Times were tough in the days of his grandparents. In order to get things done and to make things work the family had to all pitch in together. When it was hay season, not only were David's grandparents in the hay field, but so were all the uncles and cousins. It was a family affair.
When it came to hunting season, now THAT was a serious deal! Still is. All the relatives (cousins, uncles, grandparents) would gather together for the big hunt. Then they'd gather back together to eat. Then hit the woods again to hunt some more.
Sometime after we got married, the guys started camping out at a cabin that belonged to their Uncle Leon... which is when my boys began camping. Leon later sold the property that his cabin was on and the guys had to find an alternate arrangement... because it just ain't huntin' without the campin' part.
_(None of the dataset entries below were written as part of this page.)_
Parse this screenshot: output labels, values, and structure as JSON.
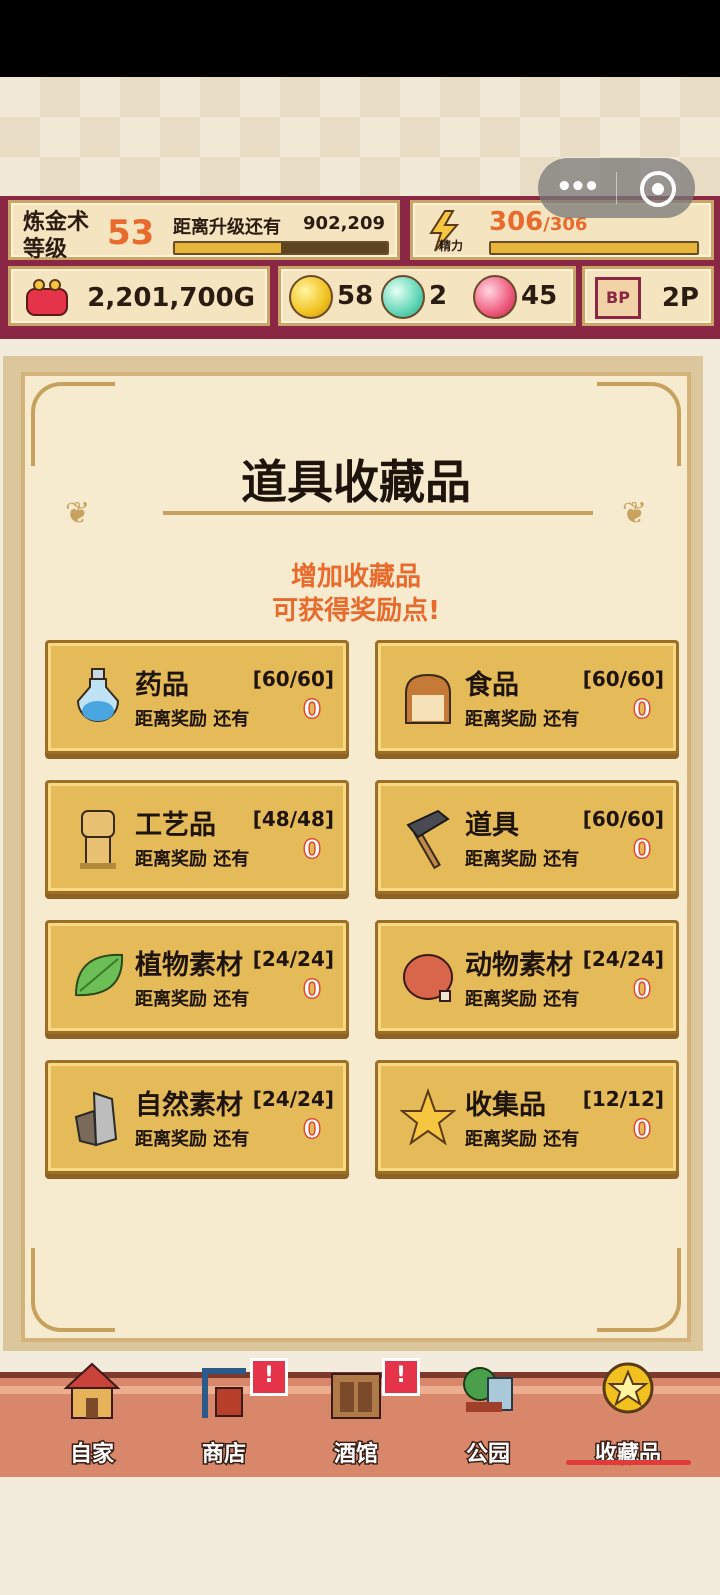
{
  "header": {
    "level_label": "炼金术\n等级",
    "level": "53",
    "next_label": "距离升级还有",
    "next_value": "902,209",
    "next_progress": 0.5,
    "energy_label": "精力",
    "energy_current": "306",
    "energy_max": "/306",
    "energy_progress": 1.0
  },
  "currency": {
    "gold": "2,201,700G",
    "yellow_gems": "58",
    "blue_gems": "2",
    "pink_gems": "45",
    "bp_label": "BP",
    "bp_value": "2P"
  },
  "page": {
    "title": "道具收藏品",
    "subtitle_line1": "增加收藏品",
    "subtitle_line2": "可获得奖励点!"
  },
  "categories": [
    {
      "name": "药品",
      "count": "[60/60]",
      "reward_label": "距离奖励 还有",
      "reward_value": "0",
      "icon": "potion-icon"
    },
    {
      "name": "食品",
      "count": "[60/60]",
      "reward_label": "距离奖励 还有",
      "reward_value": "0",
      "icon": "bread-icon"
    },
    {
      "name": "工艺品",
      "count": "[48/48]",
      "reward_label": "距离奖励 还有",
      "reward_value": "0",
      "icon": "statue-icon"
    },
    {
      "name": "道具",
      "count": "[60/60]",
      "reward_label": "距离奖励 还有",
      "reward_value": "0",
      "icon": "hammer-icon"
    },
    {
      "name": "植物素材",
      "count": "[24/24]",
      "reward_label": "距离奖励 还有",
      "reward_value": "0",
      "icon": "leaf-icon"
    },
    {
      "name": "动物素材",
      "count": "[24/24]",
      "reward_label": "距离奖励 还有",
      "reward_value": "0",
      "icon": "meat-icon"
    },
    {
      "name": "自然素材",
      "count": "[24/24]",
      "reward_label": "距离奖励 还有",
      "reward_value": "0",
      "icon": "stone-icon"
    },
    {
      "name": "收集品",
      "count": "[12/12]",
      "reward_label": "距离奖励 还有",
      "reward_value": "0",
      "icon": "star-icon"
    }
  ],
  "nav": [
    {
      "label": "自家",
      "icon": "house-icon",
      "alert": false
    },
    {
      "label": "商店",
      "icon": "shop-icon",
      "alert": true
    },
    {
      "label": "酒馆",
      "icon": "tavern-icon",
      "alert": true
    },
    {
      "label": "公园",
      "icon": "park-icon",
      "alert": false
    },
    {
      "label": "收藏品",
      "icon": "collection-icon",
      "alert": false,
      "active": true
    }
  ],
  "alert_glyph": "!",
  "colors": {
    "accent": "#e86a2d",
    "hud_bg": "#8a2744",
    "tile": "#e5bb59",
    "nav_bg": "#d8876a"
  }
}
For a couple years, they camped on our property in a goose-neck trailer. One year, it rained all night and they got soaked and nearly froze, so Dave decided it was time to do something different. He set his sights on some pine trees on our property that his mother always wanted him to build our house with and began forming a plan. Some time later, he told me he was going to build a cabin ... and to be honest I didn't believe him, because ... well ... Dave doesn't build anything.
But, he took his plan and got started on our little cabin in the woods. We had no electricity and no running water. He laid some rock pillars to start a foundation, used his chainsaw to cut the trees and hauled them to his cousin's (who had a band saw mill). He lifted and laid log after log until they were all set in place. When it was time for the rafters, he enlisted help. So like in so many of his other life experiences, his family jumped in to help. His cousins, Jack and Randy, and his Uncle Jim all pitched in.
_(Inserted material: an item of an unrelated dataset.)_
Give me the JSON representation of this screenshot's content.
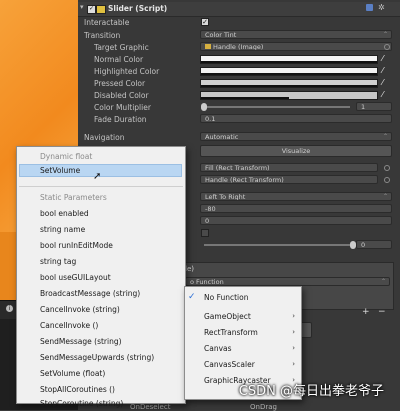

Building the cabin in 2000
David in his cabin (this picture reminds me of Noah and his ark)
Cousin Jack - always helping
The guys at work
Uncle Jim and Cousin Randy
Just look how small my "baby" was back then!! He's almost 20 years old now.
The cabin today
There's nothing like an old metal roof! I love that the windows and the front door came from an old 1918 farm house. SWEET!
We have since added electricity, a refrigerator and stove, and even a TV set (which will be obsolete in February). Just before David's daddy died, we had a well drilled and we now have running water. But, don't get too excited, we don't have plumbing yet. There's just a sink with cold water, but believe me, that's much better than no water!
For other plumbing needs... you've got to use the outhouse!
Since I lived in a tent for a year and a half, I don't camp much.
Been there. Done that.
But, I'm certainly grateful that our boys have this place that brings them memories of special times with uncles, cousins, and their Daddy.
I may not have believed David back then, but I'm glad he stuck with his vision. The little cabin in the woods turned out just pretty cute!